The MC and mourners did not get where I was coming from. But I reasoned that, through action and service, I had told my father everything he needed to hear from a loving son.

Besides, burial ceremonies have tight schedules. There is so much to say and so little time ... I remember during one burial several years ago, a son who had a testy relationship was cut short by the elders just as he got into the meat of his eulogy.

What’s more, in my neck of the woods, mourners hang on to every word one says in a eulogy. And, sometimes — figuratively speaking — you can be hanged because of your words. In Luoland, eulogies are akin to walking on thin ice in razor-sharp heels. You can’t talk ill of the dead … or the living.

Though the word eulogy refers to a writing or speech that highly praises someone or something; Marc Antony — from the play Julius Caesar — perceives it differently: “Friends, Romans, countrymen, lend me your ears; I come to bury Caesar, not to praise him.
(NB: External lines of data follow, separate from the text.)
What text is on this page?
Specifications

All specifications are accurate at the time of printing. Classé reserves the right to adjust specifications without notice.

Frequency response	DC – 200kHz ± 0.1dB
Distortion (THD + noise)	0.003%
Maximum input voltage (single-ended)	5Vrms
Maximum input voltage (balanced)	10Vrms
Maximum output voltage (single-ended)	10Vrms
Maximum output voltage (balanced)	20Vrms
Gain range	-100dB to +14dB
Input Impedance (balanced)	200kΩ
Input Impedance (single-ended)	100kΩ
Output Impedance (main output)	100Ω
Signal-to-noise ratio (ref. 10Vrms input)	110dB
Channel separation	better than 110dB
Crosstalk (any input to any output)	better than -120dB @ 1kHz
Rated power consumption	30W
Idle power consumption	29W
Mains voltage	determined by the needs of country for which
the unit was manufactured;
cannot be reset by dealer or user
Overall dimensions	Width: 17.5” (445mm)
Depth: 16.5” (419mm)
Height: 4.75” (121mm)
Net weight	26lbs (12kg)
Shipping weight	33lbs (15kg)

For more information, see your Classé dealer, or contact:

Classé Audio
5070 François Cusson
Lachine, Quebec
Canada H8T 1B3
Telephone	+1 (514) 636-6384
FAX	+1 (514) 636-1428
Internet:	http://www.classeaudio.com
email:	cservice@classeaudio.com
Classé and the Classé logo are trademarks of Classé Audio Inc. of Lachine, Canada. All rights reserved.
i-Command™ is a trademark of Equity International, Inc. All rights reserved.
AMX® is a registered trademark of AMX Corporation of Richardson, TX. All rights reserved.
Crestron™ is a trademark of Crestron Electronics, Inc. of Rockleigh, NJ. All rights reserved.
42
The evil that men do lives after them; The good is often interred with their bones. So let it be with Caesar.” Talk about an antithesis.

Speaking truth to power

As we may all be aware, Luos don’t just die; they are taken out. Even if the Grim Reaper makes a personal appearance, puts his right hand on the Bible, and confesses that death doesn’t have human hands, my people will always find a way to lay the blame on someone or something, or both. During my father’s burial, I heard it through the grapevine that someone had caused his death; yet he had been ailing for several years.
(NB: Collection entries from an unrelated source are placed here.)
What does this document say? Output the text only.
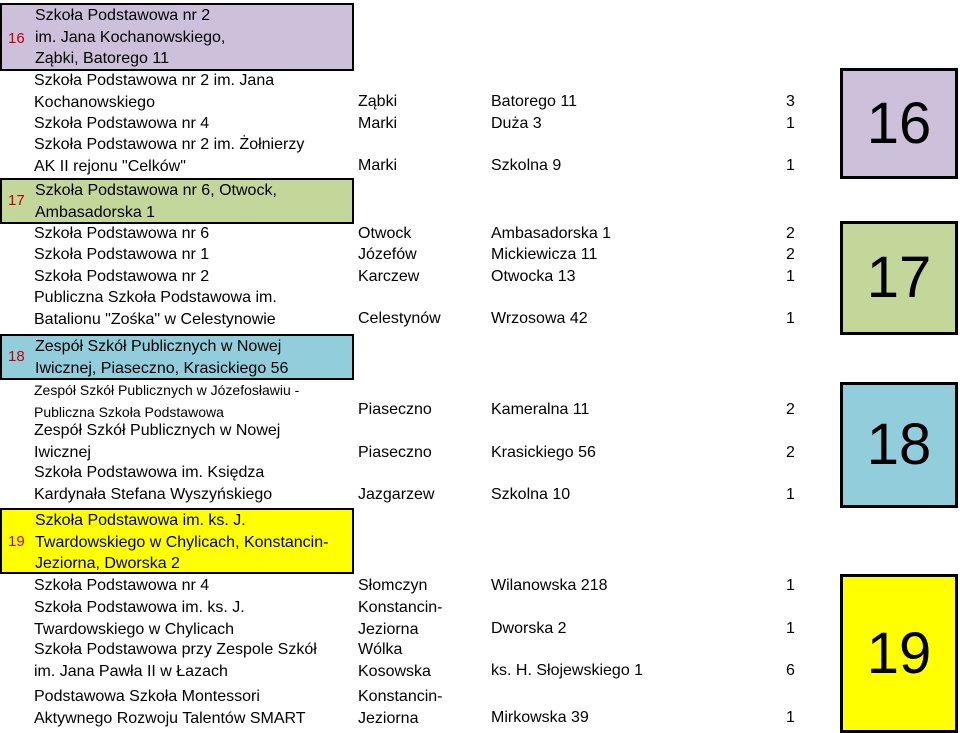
16
Szkoła Podstawowa nr 2
im. Jana Kochanowskiego,
Ząbki, Batorego 11
Szkoła Podstawowa nr 2 im. Jana
Kochanowskiego	Ząbki	Batorego 11	3
Szkoła Podstawowa nr 4	Marki	Duża 3	1
Szkoła Podstawowa nr 2 im. Żołnierzy
AK II rejonu "Celków"	Marki	Szkolna 9	1
16
17
Szkoła Podstawowa nr 6, Otwock,
Ambasadorska 1
Szkoła Podstawowa nr 6	Otwock	Ambasadorska 1	2
Szkoła Podstawowa nr 1	Józefów	Mickiewicza 11	2
Szkoła Podstawowa nr 2	Karczew	Otwocka 13	1
Publiczna Szkoła Podstawowa im.
Batalionu "Zośka" w Celestynowie	Celestynów	Wrzosowa 42	1
17
18
Zespół Szkół Publicznych w Nowej
Iwicznej, Piaseczno, Krasickiego 56
Zespół Szkół Publicznych w Józefosławiu -
Publiczna Szkoła Podstawowa	Piaseczno	Kameralna 11	2
Zespół Szkół Publicznych w Nowej
Iwicznej	Piaseczno	Krasickiego 56	2
Szkoła Podstawowa im. Księdza
Kardynała Stefana Wyszyńskiego	Jazgarzew	Szkolna 10	1
18
19
Szkoła Podstawowa im. ks. J.
Twardowskiego w Chylicach, Konstancin-
Jeziorna, Dworska 2
Szkoła Podstawowa nr 4	Słomczyn	Wilanowska 218	1
Szkoła Podstawowa im. ks. J.
Twardowskiego w Chylicach
Konstancin-
Jeziorna	Dworska 2	1
Szkoła Podstawowa przy Zespole Szkół
im. Jana Pawła II w Łazach
Wólka
Kosowska	ks. H. Słojewskiego 1	6
Podstawowa Szkoła Montessori
Aktywnego Rozwoju Talentów SMART
Konstancin-
Jeziorna	Mirkowska 39	1
19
Joel Rabuku, Major General Francis Ogolla’s son, tried to dispel the rumours surrounding his father’s death. I commend him for his courage. In our community, one of the hardest things during funerals is to stand up — for what is right — against the dictates of elders. They have the final say; from when the deceased will be buried, to how the interment will happen.

Epiphany

Only a few brave men face immortality head-on and leave in-depth instructions to their loved ones about how they should be buried. But, sometimes, situations force us to face what the late Dr Martin Luther King referred to as “life’s final common denominator”– death. Such situations can be a chronic illness or a close shave with death. For me, the epiphany happened during my father’s burial.
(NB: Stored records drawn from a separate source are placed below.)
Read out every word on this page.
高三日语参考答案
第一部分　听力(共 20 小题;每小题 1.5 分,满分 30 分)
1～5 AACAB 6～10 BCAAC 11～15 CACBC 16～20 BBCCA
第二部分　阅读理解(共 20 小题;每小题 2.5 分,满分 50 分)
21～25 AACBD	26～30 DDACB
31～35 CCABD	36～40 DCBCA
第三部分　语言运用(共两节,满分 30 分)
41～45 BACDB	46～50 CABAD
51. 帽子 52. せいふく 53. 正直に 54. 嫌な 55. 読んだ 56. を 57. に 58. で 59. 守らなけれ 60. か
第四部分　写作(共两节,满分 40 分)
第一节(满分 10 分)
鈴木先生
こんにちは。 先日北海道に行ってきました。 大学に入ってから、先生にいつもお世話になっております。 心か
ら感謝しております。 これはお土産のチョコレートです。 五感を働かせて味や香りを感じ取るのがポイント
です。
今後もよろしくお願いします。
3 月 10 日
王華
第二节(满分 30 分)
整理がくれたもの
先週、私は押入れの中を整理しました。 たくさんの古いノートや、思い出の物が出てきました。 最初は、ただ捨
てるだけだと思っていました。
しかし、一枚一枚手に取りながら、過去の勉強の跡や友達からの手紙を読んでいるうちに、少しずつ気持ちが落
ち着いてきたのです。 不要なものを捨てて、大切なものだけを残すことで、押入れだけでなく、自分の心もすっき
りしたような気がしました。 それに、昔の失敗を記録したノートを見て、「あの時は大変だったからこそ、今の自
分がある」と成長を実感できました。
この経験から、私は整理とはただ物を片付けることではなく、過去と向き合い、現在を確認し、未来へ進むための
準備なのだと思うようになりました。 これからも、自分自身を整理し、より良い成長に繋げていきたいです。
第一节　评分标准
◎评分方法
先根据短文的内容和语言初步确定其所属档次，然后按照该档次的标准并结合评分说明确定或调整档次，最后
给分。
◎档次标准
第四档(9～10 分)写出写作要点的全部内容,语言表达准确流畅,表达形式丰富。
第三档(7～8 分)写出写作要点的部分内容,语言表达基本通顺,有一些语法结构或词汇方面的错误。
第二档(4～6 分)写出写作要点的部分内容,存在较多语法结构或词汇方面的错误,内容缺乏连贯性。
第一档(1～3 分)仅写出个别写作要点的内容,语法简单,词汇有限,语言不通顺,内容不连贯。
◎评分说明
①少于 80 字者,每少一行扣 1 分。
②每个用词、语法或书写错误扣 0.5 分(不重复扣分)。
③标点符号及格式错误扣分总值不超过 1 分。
As mourners gave their eulogies, I remembered whispering to my daughter how I would like to be buried. I think watching the last rites of someone who’s near and dear to us causes us to wear revelational caps. It forces us to think deeply - and, most undoubtedly, reflexively — about issues which, under other normal circumstances, would never cross our minds.

My daughter is still young. But I think age has nothing to do with speaking about the harsh realities of life. I told her my burial should — just like my Lord and Saviour’s, Jesus Christ — be kept simple. I told her I wanted my body to be wrapped in a shroud; not bedecked in expensive garb. I told her I wanted to be buried within 24 hours. No wreaths, please; give me my flowers while I’m alive.

Six months later? I still stand by every word. Sometimes, as men, we have epiphanies because we’ve witnessed how a straightforward matter can be turned into a complex equation.